Burgdorf Meadows, a 160-acre private holding in the Payette National Forest, was in imminent danger of second-home development. The threatened 94 acres provide forage for the resident big game, including deer, elk, and moose, as well as critical spawning habitat for the wild summer chinook salmon. The land was historically used by the Nez Perce Tribe for hunting, fishing, and gathering. Tribal elders as well as members of the landowner's family still remember tribal pilgrimages to Burgdorf Meadows.
The state of Idaho made the acquisition of the property a top priority and sought Northwest Power Planning Council (NWPPC) approval to use Bonneville Power Administration (BPA) funding to buy the land. When initial attempts to complete the project failed, the NWPPC requested TPL's involvement. TPL's track record in helping the BPA mitigation program meet its goals was a powerful factor in the NWPPC's decision to pursue preservation of Burgdorf Meadows. The NWPPC's two requirements for revisiting this project were that TPL and the Nez Perce play significant roles in the conservation easement.
The conservation easement that was successfully negotiated precludes development on the property and provides for the management of fish and wildlife. Thanks to TPL's innovative real estate strategy, the Nez Perce Tribe, the Idaho Department of Fish and Game, and the landowner agreed on an easement that protects the wildlife while allowing the land to remain in private ownership. Once the conservation easement was acquired from the landowner, TPL moved to convey the easement to the Idaho Department of Fish and Game and the Nez Perce Tribe. BPA mitigation funds made the easement purchase possible.
Its many successes notwithstanding, TPL and its tribal partners face ongoing challenges protecting ancestral lands from development. One site that still faces an uncertain future is Lyle Point, Washington, a 35-acre peninsula in the eastern Columbia Gorge that juts into the Columbia River at its confluence with the Klickitat River. Lyle Point is traditional salmon-fishing ground for the Yakama Nation, especially its Klickitat Band or River People, whose ancestors, some believe, are buried on the point. When the land was approved for a luxury subdivision, TPL acquired a temporary option to buy the $2.5 million property, but now must raise several hundred thousand dollars to extend its option agreement while also working to identify a long-term steward to own and manage the land.
Like the Nez Perce, the River People were a thriving population when Lewis and Clark encountered them in 1805; just 50 years later, they had been coerced into ceding most of their lands and were confined to reservations.
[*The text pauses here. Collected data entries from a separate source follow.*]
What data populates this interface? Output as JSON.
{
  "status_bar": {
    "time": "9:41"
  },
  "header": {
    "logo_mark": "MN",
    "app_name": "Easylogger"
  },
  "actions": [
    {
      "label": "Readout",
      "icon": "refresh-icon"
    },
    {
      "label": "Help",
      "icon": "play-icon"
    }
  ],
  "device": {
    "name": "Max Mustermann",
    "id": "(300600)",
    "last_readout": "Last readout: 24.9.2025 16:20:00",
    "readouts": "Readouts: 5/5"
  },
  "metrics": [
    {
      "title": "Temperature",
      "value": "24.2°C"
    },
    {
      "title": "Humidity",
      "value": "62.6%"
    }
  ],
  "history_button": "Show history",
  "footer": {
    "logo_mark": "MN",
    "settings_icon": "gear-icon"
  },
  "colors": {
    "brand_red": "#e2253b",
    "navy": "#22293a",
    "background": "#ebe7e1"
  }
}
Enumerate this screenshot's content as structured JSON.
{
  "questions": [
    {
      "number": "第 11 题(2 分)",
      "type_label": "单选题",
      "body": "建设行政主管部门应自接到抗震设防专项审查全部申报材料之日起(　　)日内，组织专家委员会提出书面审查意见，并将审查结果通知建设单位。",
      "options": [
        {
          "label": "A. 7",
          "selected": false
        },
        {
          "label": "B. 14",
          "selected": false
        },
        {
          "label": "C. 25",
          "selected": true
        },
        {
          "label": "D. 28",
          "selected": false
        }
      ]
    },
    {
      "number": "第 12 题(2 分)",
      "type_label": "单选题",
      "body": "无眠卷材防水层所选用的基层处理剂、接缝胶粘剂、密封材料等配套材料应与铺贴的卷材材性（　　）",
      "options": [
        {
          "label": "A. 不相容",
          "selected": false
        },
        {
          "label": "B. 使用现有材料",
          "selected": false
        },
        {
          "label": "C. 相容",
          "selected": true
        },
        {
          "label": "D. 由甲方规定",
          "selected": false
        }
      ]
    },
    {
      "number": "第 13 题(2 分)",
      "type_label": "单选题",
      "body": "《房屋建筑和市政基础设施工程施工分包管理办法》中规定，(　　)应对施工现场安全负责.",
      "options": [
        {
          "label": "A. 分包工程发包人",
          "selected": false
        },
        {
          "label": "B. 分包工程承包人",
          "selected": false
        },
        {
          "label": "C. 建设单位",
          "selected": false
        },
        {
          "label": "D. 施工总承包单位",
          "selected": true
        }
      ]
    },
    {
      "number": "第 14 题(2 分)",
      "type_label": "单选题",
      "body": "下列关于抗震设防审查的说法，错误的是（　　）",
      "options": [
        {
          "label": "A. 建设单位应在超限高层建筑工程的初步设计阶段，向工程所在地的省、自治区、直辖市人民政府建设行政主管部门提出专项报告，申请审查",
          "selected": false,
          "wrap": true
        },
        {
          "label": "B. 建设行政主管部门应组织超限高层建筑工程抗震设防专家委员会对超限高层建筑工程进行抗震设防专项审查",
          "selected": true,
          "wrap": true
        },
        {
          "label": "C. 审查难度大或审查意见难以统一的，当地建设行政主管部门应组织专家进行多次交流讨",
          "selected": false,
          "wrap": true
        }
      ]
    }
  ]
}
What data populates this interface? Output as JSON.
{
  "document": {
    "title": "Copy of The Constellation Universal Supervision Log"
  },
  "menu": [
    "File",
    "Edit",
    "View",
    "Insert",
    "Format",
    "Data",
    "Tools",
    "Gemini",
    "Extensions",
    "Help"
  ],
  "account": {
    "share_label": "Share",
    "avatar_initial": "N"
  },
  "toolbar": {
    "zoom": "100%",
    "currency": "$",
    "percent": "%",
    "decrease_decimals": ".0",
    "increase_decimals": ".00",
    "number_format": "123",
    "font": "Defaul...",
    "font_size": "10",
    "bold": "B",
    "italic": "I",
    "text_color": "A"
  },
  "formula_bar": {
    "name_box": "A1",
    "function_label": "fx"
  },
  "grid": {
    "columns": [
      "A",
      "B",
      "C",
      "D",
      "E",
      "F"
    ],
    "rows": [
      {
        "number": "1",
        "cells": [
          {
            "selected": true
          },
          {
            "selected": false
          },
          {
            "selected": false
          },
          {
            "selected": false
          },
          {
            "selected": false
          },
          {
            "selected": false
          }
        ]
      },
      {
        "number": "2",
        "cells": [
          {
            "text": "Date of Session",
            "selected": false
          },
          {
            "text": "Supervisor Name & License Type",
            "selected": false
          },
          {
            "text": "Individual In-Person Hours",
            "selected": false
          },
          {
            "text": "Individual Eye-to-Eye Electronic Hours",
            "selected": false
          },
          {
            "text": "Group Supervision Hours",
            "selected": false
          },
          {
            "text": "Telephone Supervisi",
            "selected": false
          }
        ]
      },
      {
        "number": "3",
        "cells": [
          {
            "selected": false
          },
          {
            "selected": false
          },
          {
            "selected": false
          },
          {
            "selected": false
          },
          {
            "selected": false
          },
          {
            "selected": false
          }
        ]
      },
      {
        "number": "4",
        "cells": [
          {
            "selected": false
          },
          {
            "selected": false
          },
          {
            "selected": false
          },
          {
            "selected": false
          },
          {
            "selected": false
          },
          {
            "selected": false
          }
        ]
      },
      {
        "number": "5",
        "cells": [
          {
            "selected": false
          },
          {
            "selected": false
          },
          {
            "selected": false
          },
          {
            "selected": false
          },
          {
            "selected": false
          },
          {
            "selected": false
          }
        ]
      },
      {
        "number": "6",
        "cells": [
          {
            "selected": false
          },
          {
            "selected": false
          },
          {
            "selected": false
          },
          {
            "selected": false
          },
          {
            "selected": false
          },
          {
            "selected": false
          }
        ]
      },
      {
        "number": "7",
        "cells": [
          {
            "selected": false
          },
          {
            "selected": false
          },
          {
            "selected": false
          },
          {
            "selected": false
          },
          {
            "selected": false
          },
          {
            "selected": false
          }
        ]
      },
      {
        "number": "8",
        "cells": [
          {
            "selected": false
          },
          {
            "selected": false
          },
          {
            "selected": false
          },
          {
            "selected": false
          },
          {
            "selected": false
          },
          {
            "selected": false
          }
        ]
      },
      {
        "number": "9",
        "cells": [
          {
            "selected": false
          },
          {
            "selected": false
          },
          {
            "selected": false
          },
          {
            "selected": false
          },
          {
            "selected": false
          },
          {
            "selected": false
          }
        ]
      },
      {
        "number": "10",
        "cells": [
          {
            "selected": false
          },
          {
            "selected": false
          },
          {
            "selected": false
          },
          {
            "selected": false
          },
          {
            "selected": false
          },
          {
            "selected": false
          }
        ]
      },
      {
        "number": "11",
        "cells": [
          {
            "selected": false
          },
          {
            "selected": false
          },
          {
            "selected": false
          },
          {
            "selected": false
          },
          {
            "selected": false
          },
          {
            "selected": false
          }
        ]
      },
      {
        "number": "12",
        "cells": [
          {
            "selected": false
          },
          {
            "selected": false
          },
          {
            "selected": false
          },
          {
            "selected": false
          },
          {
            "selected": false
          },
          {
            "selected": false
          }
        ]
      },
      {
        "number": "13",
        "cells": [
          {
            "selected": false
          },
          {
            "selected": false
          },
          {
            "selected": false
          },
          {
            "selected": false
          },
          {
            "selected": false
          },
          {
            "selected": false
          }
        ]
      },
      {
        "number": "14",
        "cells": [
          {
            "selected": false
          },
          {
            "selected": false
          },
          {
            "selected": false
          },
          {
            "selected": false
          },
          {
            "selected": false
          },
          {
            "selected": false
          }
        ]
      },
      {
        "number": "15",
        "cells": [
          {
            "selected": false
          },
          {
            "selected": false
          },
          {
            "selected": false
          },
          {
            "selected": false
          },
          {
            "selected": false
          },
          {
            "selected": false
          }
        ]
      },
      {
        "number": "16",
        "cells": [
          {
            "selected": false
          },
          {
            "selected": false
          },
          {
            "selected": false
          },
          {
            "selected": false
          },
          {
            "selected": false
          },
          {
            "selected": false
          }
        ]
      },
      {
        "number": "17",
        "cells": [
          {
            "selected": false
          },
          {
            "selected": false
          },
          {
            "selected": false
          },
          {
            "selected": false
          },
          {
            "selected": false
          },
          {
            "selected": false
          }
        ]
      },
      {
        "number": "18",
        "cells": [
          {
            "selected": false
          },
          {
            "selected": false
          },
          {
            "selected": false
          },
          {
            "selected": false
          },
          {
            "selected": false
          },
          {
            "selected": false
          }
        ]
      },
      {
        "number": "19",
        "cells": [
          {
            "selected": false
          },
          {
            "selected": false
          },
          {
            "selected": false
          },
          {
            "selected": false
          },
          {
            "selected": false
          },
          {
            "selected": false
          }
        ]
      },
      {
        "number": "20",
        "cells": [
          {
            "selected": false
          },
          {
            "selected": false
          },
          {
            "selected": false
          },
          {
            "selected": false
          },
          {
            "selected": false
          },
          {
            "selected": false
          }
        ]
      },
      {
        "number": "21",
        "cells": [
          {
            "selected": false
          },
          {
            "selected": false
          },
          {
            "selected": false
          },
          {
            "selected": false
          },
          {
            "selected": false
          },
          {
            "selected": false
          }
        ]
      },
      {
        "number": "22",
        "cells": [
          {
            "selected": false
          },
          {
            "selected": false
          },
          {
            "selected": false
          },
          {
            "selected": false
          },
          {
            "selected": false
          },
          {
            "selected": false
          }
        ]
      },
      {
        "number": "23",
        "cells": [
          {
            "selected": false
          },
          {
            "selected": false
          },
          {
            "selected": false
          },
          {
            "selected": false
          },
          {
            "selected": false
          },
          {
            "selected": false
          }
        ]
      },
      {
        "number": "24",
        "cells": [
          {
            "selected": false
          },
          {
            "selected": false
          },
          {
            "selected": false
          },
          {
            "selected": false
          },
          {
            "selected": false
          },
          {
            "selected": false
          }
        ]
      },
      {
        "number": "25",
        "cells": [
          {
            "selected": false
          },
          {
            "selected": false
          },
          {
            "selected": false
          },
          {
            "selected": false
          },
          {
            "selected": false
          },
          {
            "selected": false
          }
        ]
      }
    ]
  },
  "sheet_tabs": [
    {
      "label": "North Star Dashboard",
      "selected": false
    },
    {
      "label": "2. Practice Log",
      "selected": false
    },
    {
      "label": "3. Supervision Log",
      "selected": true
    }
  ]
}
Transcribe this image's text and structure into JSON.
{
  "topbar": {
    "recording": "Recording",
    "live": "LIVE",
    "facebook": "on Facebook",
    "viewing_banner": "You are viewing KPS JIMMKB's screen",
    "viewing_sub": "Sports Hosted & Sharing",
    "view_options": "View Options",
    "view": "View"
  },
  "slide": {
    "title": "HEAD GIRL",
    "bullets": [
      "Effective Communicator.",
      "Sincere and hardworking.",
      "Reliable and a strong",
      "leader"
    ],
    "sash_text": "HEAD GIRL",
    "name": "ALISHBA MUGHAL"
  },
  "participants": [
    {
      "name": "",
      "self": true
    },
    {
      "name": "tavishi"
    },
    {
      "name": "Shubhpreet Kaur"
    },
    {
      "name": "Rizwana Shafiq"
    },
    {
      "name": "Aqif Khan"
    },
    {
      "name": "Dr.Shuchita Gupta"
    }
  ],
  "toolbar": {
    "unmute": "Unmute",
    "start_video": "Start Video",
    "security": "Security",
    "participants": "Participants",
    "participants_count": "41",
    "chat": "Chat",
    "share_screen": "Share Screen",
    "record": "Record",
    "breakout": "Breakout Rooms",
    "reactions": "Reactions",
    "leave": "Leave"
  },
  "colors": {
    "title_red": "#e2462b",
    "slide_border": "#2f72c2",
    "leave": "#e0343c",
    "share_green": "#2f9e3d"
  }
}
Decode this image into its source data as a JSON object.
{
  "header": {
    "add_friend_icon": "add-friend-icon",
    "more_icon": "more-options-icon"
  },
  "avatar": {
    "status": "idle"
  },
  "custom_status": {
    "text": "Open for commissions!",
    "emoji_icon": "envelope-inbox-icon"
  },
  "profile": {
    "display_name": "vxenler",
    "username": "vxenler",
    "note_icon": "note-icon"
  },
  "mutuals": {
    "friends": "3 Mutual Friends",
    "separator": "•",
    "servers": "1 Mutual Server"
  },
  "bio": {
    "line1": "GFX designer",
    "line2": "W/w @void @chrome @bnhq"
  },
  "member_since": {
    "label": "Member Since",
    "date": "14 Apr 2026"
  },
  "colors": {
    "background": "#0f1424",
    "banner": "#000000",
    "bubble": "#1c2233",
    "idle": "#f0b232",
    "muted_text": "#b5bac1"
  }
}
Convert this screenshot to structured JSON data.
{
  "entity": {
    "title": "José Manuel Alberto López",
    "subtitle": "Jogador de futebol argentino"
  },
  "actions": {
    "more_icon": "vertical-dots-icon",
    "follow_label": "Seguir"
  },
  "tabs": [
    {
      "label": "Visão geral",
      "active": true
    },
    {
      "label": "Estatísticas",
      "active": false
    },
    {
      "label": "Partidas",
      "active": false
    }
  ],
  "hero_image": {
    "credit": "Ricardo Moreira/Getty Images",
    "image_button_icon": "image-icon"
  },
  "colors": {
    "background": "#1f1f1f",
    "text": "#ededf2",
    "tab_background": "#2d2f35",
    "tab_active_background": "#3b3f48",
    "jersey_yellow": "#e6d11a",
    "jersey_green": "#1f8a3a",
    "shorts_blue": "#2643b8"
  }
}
It is to stave the continuing loss of lands important to Native Americans that the Tribal Lands Program was established.
TPL has completed many projects in the Northwest, Midwest, and elsewhere in the United States to protect native lands and to ensure tribal access and participation in their management. Under the leadership of Doug Nash, a member of the Nez Perce Tribe and an attorney with 28 years of experience in tribal law, and guided by a Tribal Lands Advisory Council, TPL's Tribal Lands Program will continue to identify and protect lands that represent the environmental, economic, and cultural legacy of America's first people and to ensure Native Americans' participation in the stewardship of their ancestral lands.
Nationally, TPL has used its conservation real estate expertise to help protect nearly 1,600 special places for parks, greenways, recreation areas, historic landmarks, forests, watersheds, wilderness, and tribal ownership. Specializing in conservation real estate, TPL applies its expertise in negotiations, finance, and law to purchase land for public use and hold it until a public agency can acquire it. Burgdorf Meadows is a prime example of TPL's ability to "pick up the pieces" when agencies have been unsuccessful in completing their conservation real estate projects. In large part due the reputation of its Tribal Lands Program, TPL was entrusted with a high-priority project that tested, and ultimately proved, TPL's ability to achieve an outcome that satisfied diverse interests.